Cour d’appel de Paris, le 20 juin 2025, n°22/04597

L’arrêt rendu le 20 juin 2025 par la Cour d’appel de Paris, pôle 4, chambre 6, s’inscrit dans le contentieux récurrent des ventes d’immeubles en l’état futur d’achèvement et des désordres affectant l’ouvrage après sa livraison. Cette décision offre une illustration des régimes de responsabilité applicables aux différents intervenants à l’acte de construire.

Des acquéreurs ont fait l’acquisition, par acte authentique du 25 février 2014, d’une maison vendue en l’état futur d’achèvement. Le vendeur, également maître de l’ouvrage, avait confié la réalisation des travaux à une société intervenue en qualité d’entreprise générale et de maître d’œuvre. Le bien a été livré le 18 mars 2014. Après la livraison, les acquéreurs ont constaté plusieurs désordres : l’absence de VMC dans le garage, des fissures en façade et l’installation non conforme d’une pompe de relevage. Ils ont obtenu la désignation d’un expert judiciaire qui a déposé son rapport le 8 mars 2017. Par actes du 27 avril 2018, ils ont assigné le vendeur, l’entreprise générale et leurs assureurs respectifs.

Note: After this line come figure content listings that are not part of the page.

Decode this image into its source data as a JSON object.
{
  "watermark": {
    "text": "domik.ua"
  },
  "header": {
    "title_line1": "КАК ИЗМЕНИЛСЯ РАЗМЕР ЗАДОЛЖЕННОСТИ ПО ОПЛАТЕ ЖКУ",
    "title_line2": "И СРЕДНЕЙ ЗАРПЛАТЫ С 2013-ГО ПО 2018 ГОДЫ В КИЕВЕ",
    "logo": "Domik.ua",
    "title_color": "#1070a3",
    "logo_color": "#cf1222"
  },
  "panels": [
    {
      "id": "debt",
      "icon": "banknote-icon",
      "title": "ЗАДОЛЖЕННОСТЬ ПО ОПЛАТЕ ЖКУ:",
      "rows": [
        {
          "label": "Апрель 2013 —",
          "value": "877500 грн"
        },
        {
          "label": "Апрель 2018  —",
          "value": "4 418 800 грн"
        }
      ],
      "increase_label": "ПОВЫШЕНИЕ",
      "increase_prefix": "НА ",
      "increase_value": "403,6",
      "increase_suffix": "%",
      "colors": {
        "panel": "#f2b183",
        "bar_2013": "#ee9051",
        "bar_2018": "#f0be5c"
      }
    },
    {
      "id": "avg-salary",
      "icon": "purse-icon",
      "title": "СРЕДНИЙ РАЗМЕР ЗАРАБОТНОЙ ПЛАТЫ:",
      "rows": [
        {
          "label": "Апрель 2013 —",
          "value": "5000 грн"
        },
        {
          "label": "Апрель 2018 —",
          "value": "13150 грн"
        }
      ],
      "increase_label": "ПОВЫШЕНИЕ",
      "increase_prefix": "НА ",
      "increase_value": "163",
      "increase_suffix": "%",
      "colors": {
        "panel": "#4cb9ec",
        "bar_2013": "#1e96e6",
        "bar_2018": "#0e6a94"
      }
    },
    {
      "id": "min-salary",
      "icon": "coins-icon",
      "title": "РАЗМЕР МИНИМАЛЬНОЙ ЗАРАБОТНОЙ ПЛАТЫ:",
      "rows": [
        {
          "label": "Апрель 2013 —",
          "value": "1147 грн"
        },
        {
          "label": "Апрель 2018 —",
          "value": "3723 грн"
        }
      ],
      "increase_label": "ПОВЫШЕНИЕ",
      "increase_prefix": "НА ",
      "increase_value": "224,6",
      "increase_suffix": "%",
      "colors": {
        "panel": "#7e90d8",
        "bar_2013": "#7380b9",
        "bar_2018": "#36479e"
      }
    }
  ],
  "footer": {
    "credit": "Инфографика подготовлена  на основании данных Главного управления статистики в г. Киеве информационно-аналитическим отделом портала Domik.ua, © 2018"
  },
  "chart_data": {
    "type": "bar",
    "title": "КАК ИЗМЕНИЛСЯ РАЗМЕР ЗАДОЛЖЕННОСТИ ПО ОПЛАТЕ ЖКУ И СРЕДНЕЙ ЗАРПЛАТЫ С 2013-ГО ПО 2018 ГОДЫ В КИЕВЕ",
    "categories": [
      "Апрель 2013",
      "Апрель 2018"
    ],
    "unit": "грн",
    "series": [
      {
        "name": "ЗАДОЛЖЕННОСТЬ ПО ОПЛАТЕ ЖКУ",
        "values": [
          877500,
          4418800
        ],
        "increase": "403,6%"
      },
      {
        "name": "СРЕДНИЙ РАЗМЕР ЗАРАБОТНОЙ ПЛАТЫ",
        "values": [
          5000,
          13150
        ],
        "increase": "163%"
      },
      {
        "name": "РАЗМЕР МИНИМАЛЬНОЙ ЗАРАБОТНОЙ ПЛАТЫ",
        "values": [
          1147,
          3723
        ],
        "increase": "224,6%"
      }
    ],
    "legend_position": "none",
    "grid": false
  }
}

Par jugement du 14 décembre 2021, le Tribunal judiciaire de Paris a retenu la responsabilité solidaire du vendeur et de l’entreprise générale pour l’ensemble des désordres et les a condamnés, avec leurs assureurs, à indemniser les acquéreurs. Le vendeur et l’entreprise générale ont interjeté appel.

La question centrale soumise à la cour était de déterminer les conditions dans lesquelles les différents régimes de responsabilité des constructeurs pouvaient être mobilisés, au regard notamment de l’effet purgatoire de la réception et de la distinction entre désordres apparents et cachés.

La Cour d’appel de Paris a partiellement infirmé le jugement. Elle a confirmé la responsabilité du vendeur au titre de la garantie des défauts de conformité apparents pour l’absence de VMC. Elle a toutefois écarté la responsabilité de l’entreprise générale sur ce point, estimant que la réception sans réserve avait purgé ce vice apparent. Pour les fissures, elle a confirmé l’application de la garantie décennale à l’encontre des deux sociétés, les désordres compromettant la solidité de l’ouvrage. Concernant la pompe de relevage, elle a retenu la seule responsabilité du vendeur pour manquement à son obligation de délivrance conforme, rejetant la demande dirigée contre l’entreprise générale.

Cette décision invite à examiner, d’une part, l’articulation des régimes de responsabilité du vendeur d’immeuble à construire et de l’entreprise générale au regard de l’effet purgatoire de la réception (I), et d’autre part, les critères de qualification des désordres au titre de la garantie décennale et leurs conséquences indemnitaires (II).

I. L’effet purgatoire de la réception et la responsabilité des intervenants à la construction

L’arrêt précise utilement les contours de l’effet purgatoire de la réception, tant à l’égard des rapports entre le vendeur et l’acquéreur (A) qu’entre ce dernier et l’entreprise générale (B).

A. Le maintien de la garantie du vendeur d’immeuble à construire malgré la réception

La cour rappelle que « le vendeur d’un immeuble à construire ne peut être déchargé ni avant la réception des travaux, ni avant l’expiration d’un délai d’un mois après la prise de possession par l’acquéreur, des défauts de conformité alors apparents ». Ce régime protecteur, issu de l’article 1642-1 du code civil, distingue la situation de l’acquéreur de celle du maître d’ouvrage lors de la réception.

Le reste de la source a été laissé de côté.